Bij besluit van 27 juli 2020 heeft het college het door [appellant] daartegen gemaakte bezwaar niet-ontvankelijk verklaard.

Bij uitspraak van 11 februari 2022 heeft de rechtbank het door [appellant] daartegen ingestelde beroep ongegrond verklaard. Deze uitspraak is aangehecht.

Tegen deze uitspraak heeft [appellant] hoger beroep ingesteld.
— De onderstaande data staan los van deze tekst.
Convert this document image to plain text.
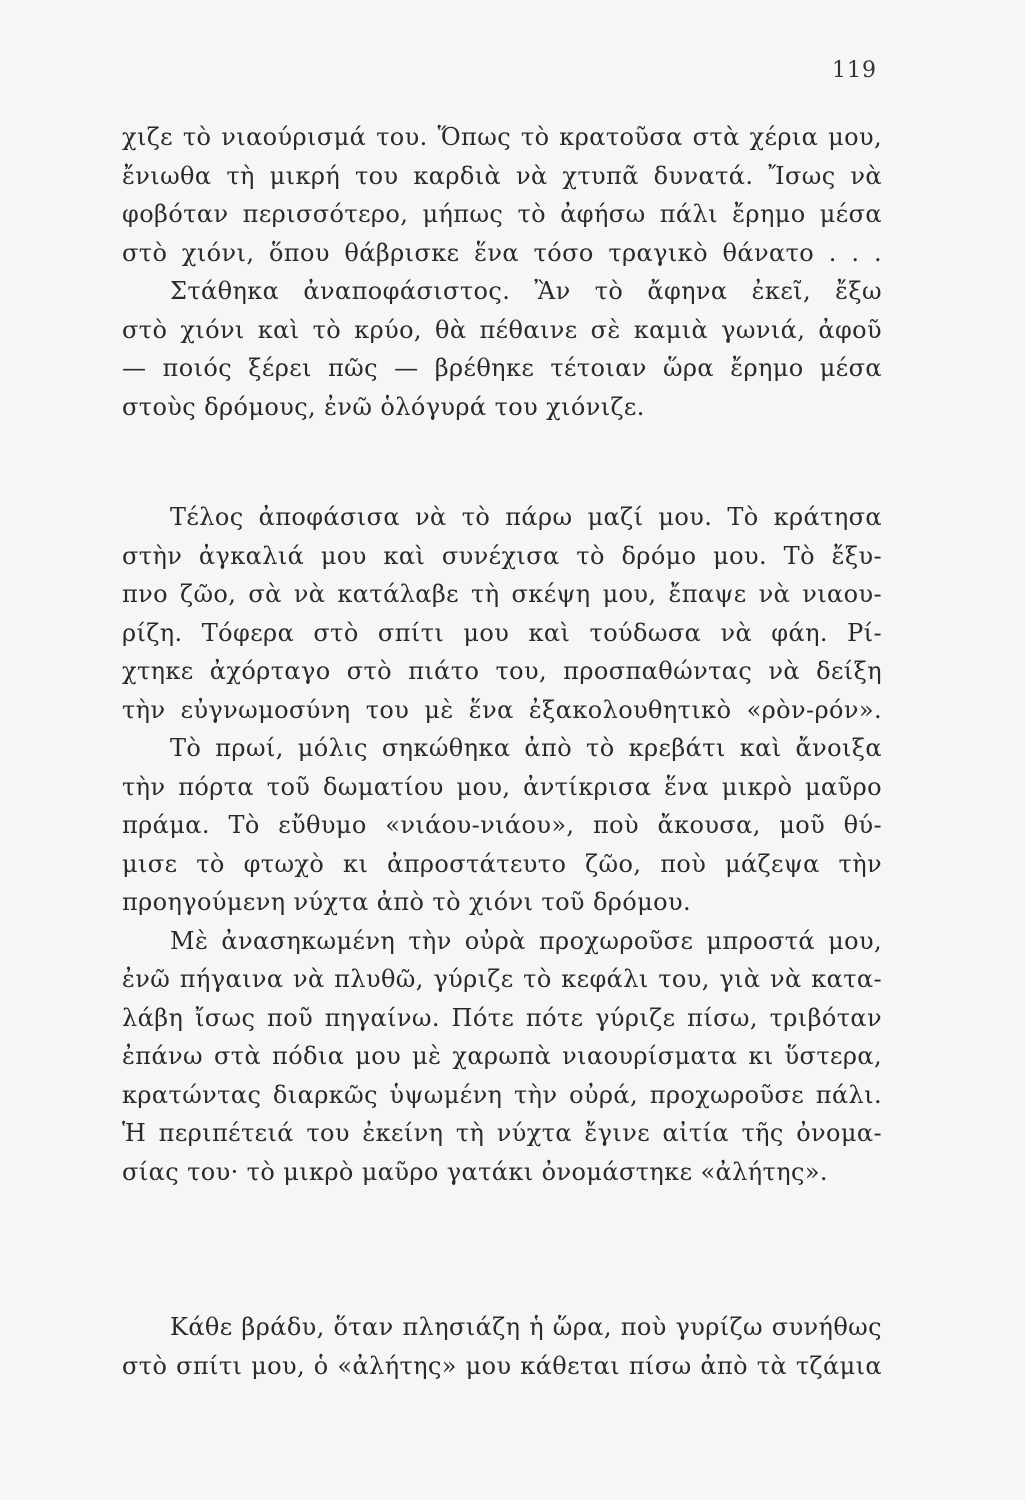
119
χιζε τὸ νιαούρισμά του. Ὅπως τὸ κρατοῦσα στὰ χέρια μου,
ἔνιωθα τὴ μικρή του καρδιὰ νὰ χτυπᾶ δυνατά. Ἴσως νὰ
φοβόταν περισσότερο, μήπως τὸ ἀφήσω πάλι ἔρημο μέσα
στὸ χιόνι, ὅπου θάβρισκε ἕνα τόσο τραγικὸ θάνατο . . .
Στάθηκα ἀναποφάσιστος. Ἂν τὸ ἄφηνα ἐκεῖ, ἔξω
στὸ χιόνι καὶ τὸ κρύο, θὰ πέθαινε σὲ καμιὰ γωνιά, ἀφοῦ
— ποιός ξέρει πῶς — βρέθηκε τέτοιαν ὥρα ἔρημο μέσα
στοὺς δρόμους, ἐνῶ ὁλόγυρά του χιόνιζε.
Τέλος ἀποφάσισα νὰ τὸ πάρω μαζί μου. Τὸ κράτησα
στὴν ἀγκαλιά μου καὶ συνέχισα τὸ δρόμο μου. Τὸ ἔξυ-
πνο ζῶο, σὰ νὰ κατάλαβε τὴ σκέψη μου, ἔπαψε νὰ νιαου-
ρίζη. Τόφερα στὸ σπίτι μου καὶ τούδωσα νὰ φάη. Ρί-
χτηκε ἀχόρταγο στὸ πιάτο του, προσπαθώντας νὰ δείξη
τὴν εὐγνωμοσύνη του μὲ ἕνα ἐξακολουθητικὸ «ρὸν-ρόν».
Τὸ πρωί, μόλις σηκώθηκα ἀπὸ τὸ κρεβάτι καὶ ἄνοιξα
τὴν πόρτα τοῦ δωματίου μου, ἀντίκρισα ἕνα μικρὸ μαῦρο
πράμα. Τὸ εὔθυμο «νιάου-νιάου», ποὺ ἄκουσα, μοῦ θύ-
μισε τὸ φτωχὸ κι ἀπροστάτευτο ζῶο, ποὺ μάζεψα τὴν
προηγούμενη νύχτα ἀπὸ τὸ χιόνι τοῦ δρόμου.
Μὲ ἀνασηκωμένη τὴν οὐρὰ προχωροῦσε μπροστά μου,
ἐνῶ πήγαινα νὰ πλυθῶ, γύριζε τὸ κεφάλι του, γιὰ νὰ κατα-
λάβη ἴσως ποῦ πηγαίνω. Πότε πότε γύριζε πίσω, τριβόταν
ἐπάνω στὰ πόδια μου μὲ χαρωπὰ νιαουρίσματα κι ὕστερα,
κρατώντας διαρκῶς ὑψωμένη τὴν οὐρά, προχωροῦσε πάλι.
Ἡ περιπέτειά του ἐκείνη τὴ νύχτα ἔγινε αἰτία τῆς ὀνομα-
σίας του· τὸ μικρὸ μαῦρο γατάκι ὀνομάστηκε «ἀλήτης».
Κάθε βράδυ, ὅταν πλησιάζη ἡ ὥρα, ποὺ γυρίζω συνήθως
στὸ σπίτι μου, ὁ «ἀλήτης» μου κάθεται πίσω ἀπὸ τὰ τζάμια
De Afdeling heeft de zaak ter zitting behandeld op 13 januari 2023, waar [appellant], bijgestaan door mr. M.M. Breukers, en het college, vertegenwoordigd door mr. M. Snippe, zijn verschenen.

Overwegingen

1.       [appellant] is eigenaar van het pand [locatie A] in Utrecht. Met de brief van 21 oktober 2019 heeft het college [appellant] geïnformeerd dat aannemelijk is dat het bouwplan betreffende het reconstrueren van de keldermuur niet kan worden verwezenlijkt omdat de eigenaar van [locatie B] daarvoor geen toestemming heeft verleend. Dat betekent volgens het college dat [appellant] geen belanghebbende is en dat het verzoek van [appellant] geen aanvraag in de zin van artikel 1:3, derde lid, van de Algemene wet bestuursrecht (hierna: de Awb) is.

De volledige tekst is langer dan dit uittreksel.